I don't think I would buy any supposed artifact from the battle, even if I had the money.

Dick Hosmer
06-07-2015, 02:56
I do not disagree with any of post #19, above. The whole thing is a very slippery slope.

Tom Trevor
06-07-2015, 04:57
Just a thought. I have so few. The carbine was sold after the article was published for quite a lot of money. Now a friends wifes father, he is gone now, was a wheel at MGM and he was a collector of Springfield arms and found the studio had a large supply of 45-70 Benet rounds they pulled the bullets from and used as blanks. He obtained a large group of them and found most would fire. The owner of the carbine is a major collector of Custer items and I believe knows a number of battlefield personnel. Just suppose for a minute the Benet round were fired in the carbine in question then placed in tight groups where they can be found buried by the road? Seems odd that the cases were so tightly clustered in one place as anyone firing a Springfield knows they fly several feet behind you when ejected. Was he firing a one lone Indian standing still one hundred yards away and not moving so the cases landed in a neat pile? As I said just a thought not anything more.

Dick Hosmer
06-07-2015, 06:02
Funny - you and I think alike. Actually, it isn't - we've both been at this a long time. I cannot put my finger on it but something smells about that whole thing.

45govt
06-07-2015, 07:53
Just a thought. I have so few. The carbine was sold after the article was published for quite a lot of money. Now a friends wifes father, he is gone now, was a wheel at MGM and he was a collector of Springfield arms and found the studio had a large supply of 45-70 Benet rounds they pulled the bullets from and used as blanks. He obtained a large group of them and found most would fire. The owner of the carbine is a major collector of Custer items and I believe knows a number of battlefield personnel. Just suppose for a minute the Benet round were fired in the carbine in question then placed in tight groups where they can be found buried by the road? Seems odd that the cases were so tightly clustered in one place as anyone firing a Springfield knows they fly several feet behind you when ejected. Was he firing a one lone Indian standing still one hundred yards away and not moving so the cases landed in a neat pile? As I said just a thought not anything more.
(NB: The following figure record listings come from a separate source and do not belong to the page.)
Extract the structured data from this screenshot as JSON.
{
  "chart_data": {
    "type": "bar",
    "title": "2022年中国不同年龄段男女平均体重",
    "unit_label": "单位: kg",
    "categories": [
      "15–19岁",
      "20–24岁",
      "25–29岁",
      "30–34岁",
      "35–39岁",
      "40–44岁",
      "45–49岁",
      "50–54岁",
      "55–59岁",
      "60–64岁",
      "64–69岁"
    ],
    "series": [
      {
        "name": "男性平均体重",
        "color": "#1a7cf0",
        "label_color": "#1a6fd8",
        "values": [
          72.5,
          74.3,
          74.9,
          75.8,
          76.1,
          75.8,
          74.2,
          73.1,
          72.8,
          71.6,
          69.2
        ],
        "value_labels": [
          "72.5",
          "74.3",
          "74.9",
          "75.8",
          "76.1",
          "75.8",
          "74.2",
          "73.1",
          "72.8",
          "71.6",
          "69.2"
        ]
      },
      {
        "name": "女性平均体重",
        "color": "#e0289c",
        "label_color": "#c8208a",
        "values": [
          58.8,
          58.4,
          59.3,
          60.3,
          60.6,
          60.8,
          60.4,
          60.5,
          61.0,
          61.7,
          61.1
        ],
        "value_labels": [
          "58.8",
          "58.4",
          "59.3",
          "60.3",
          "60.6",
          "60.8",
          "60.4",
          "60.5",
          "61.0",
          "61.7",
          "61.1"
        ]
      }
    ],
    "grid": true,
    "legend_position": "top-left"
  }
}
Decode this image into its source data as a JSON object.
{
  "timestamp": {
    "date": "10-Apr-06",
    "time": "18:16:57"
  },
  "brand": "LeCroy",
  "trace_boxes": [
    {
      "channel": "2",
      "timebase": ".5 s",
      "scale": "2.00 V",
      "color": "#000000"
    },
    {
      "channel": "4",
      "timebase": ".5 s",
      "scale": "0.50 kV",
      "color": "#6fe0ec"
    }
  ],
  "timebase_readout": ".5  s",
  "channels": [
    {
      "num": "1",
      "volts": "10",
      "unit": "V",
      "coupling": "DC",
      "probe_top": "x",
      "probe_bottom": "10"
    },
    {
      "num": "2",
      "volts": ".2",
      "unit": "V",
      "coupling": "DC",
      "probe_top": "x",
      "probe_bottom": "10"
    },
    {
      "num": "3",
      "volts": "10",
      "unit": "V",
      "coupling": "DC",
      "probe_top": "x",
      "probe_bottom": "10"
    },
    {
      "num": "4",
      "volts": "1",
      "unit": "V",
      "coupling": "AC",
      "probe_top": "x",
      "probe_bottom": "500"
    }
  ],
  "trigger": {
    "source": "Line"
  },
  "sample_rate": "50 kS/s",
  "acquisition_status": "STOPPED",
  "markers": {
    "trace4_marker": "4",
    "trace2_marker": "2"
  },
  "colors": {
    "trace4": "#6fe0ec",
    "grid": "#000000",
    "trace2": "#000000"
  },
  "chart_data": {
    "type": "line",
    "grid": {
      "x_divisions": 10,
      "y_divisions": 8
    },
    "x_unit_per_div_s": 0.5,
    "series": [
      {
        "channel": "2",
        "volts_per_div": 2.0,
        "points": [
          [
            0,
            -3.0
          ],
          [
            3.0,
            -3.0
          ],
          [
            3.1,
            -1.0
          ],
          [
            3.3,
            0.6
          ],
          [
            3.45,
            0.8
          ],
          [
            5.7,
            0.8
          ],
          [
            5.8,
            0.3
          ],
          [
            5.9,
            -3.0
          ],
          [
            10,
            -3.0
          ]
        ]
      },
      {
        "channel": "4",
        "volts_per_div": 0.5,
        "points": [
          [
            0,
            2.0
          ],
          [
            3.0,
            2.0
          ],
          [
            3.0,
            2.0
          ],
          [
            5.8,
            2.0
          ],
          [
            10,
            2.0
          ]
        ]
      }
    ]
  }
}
You can just picture the guy walking along with some park personnel and going "oh my, look here what I found a bunch of cases that must have been used in the battle, lets check them against this old carbine I have"

:eusa_liar:

DRAGONFLYDF
06-07-2015, 08:25
Dick,
Your welcome to include my 1873 Carbine in your book.
http://www.jouster.com/forums/showthread.php?37610-SRS-please-1873-Springfield-Carbine&highlight=1873+carbine

Dick Hosmer
06-07-2015, 09:55
Have it, thanks. That looks like one of the scarce thick-wrist-but-no-trap stocks.

cwbuff
06-08-2015, 06:04
Great discussion! Clearly the forensic evidence of matching cases to carbines has been brought into question. If I understand correctly, having a carbine "tested" to see if there is a match to cases known to have been at the LBH costs about $10K. It makes me wonder how their business plans influences the "forensics" they produce.

Dick Hosmer
06-08-2015, 07:36
Quick disclaimer - I do not doubt that such testing can produce good results in some cases, but it is not infallible - especially when subject to the number of potential variables, and emotions, as are in play here.